The day-long voyage back to Bluff rounded off another fantastic trip and I returned home to Stewart Island … to do a full day pelagic! These have been a rarity over the last couple of years with no international visitors. I had organised the pelagic in the hope of attracting a few NZ bird watchers. It was a pretty good day out on the sea; great views of Mottled Petrels, seven species of albatross, and a Gray’s Beaked Whale that surfaced near the vessel. Sadly no storm petrels.

Rakiura Sunrise

Mid February I was back into the swing of things at home, guiding for kiwi spotting although this has taken a bit of a hit as the ground is baked hard and dry as a result of drought. Stewart Island is a temperate rainforest but it hasn’t rained here (at least any decent rain) for around three months and now the whole of Southland is experiencing a drought. The majority of houses at Stewart Island are on tank water which effectively means we wash, bathe and drink in what we catch off the roof. We are always pretty frugal with our water consumption, but the island has seen nothing like this and we are desperate for rain.

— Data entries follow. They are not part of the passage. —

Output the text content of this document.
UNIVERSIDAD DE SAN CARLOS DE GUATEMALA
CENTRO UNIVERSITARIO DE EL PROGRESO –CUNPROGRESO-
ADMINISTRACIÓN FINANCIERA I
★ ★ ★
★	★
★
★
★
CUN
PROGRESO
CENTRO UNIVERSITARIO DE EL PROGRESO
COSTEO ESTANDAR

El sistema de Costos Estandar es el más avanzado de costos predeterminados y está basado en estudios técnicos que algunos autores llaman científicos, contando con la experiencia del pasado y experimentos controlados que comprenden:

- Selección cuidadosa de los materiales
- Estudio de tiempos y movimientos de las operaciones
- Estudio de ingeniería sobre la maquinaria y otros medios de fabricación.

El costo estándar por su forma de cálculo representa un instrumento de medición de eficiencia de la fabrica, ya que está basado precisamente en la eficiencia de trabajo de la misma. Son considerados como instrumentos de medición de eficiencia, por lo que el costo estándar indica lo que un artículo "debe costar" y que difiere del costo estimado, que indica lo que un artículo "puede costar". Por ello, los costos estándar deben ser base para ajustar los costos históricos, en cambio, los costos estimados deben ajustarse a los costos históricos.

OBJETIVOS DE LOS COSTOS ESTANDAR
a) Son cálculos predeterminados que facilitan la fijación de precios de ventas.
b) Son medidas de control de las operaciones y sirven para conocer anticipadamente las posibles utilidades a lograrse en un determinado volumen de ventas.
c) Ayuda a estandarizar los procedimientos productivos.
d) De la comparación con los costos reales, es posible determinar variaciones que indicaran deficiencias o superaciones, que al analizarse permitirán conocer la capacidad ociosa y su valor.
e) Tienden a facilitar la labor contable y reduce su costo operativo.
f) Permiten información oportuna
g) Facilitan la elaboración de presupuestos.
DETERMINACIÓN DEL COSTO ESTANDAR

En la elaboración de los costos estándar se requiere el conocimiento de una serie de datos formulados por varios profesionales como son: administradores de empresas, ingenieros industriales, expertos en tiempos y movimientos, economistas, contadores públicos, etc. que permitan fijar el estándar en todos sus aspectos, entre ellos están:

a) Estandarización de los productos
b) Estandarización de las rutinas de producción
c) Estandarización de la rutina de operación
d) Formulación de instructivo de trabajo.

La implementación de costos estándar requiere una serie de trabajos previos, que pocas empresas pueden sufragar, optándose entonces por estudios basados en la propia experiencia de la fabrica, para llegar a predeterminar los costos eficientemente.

Early in March I had a small piece published in the New Zealand Herald newspaper's travel section about a local's perspective of hidden treasures at Rakiura Stewart Island.

In mid March I was due to be joining another two back to back Heritage Expeditions voyages (Antipodes, Bounty, Chatham, and Pitt Islands - and then reposition the ship to Tauranga to sail to Kermadec Islands. The Kermedec group of islands sit to the north east of New Zealand and is the most northern part of New Zealand’s territory. Subtropical as opposed to subantarctic, so instead of albatross and penguin, we would have been looking at frigate birds, boobies and noddies.

Unfortunately, another global event put paid to these trips. The vessel chartered for these trips is The Spirit of Enderby, also known as Professor Khromov, a Russian ice-strengthened expedition vessel. When the NZ Government passed its ‘Russia Sanctions Bill’, sanctions were imposed on people, companies and services associated with the country. It’s the right stance to take of course, but also a desperately sad situation. I don’t get to see a few birds and wear shorts while driving the zodiac, instead of wet weather gear ... but who knows what the Russian crew will go back to. I spent a couple of days in Bluff helping to unload the ship before its month-long voyage back to Vladivostok as they had to leave New Zealand waters. I got home three and a half week earlier than planned and am back at Stewart Island leading the occasional Ulva Island guided walk.

I’m about to start my 12th year of doing five minute bird call counts for SIRCET which is almost guaranteed to make it rain and break the drought!

Today New Zealand opens its borders to all intents and purposes the first time in two years allowing Australians into the country without having to stay in a managed isolation facility. In May, the rest of the world will be allowed entry. Already enquiries are coming in from overseas visitors and birders who are planning to come to Stewart Island. Next season looks incredibly busy as I’ll be guiding with Heritage Expeditions, Wrybill Birding Tours and at Stewart Island. It will certainly have more of an international feel.

Moulting Royal Penguin

As for birding locally there is not too much to talk about except I did get a new bird! A Royal Penguin was found moulting in amongst some Fiordland Crested Penguins here at Stewart Island. We jumped into a mate’s dinghy to see the miserable-looking Royal Penguin. These birds only breed on Macquarie Island, an Australian Subantarctic Island, which is further south than the New Zealand group of islands. It’s the first twitchable bird in New Zealand for a while! At home our noisy neighbours, the Stewart Island Brown Kiwis call most evenings and the Morepork joins in. There is plenty of sign around the house (kiwi poo!) so I’ve set up an old trail cam to see if I can get a few images. As I write this latest instalment there is a little bit of rain …. a welcome sight.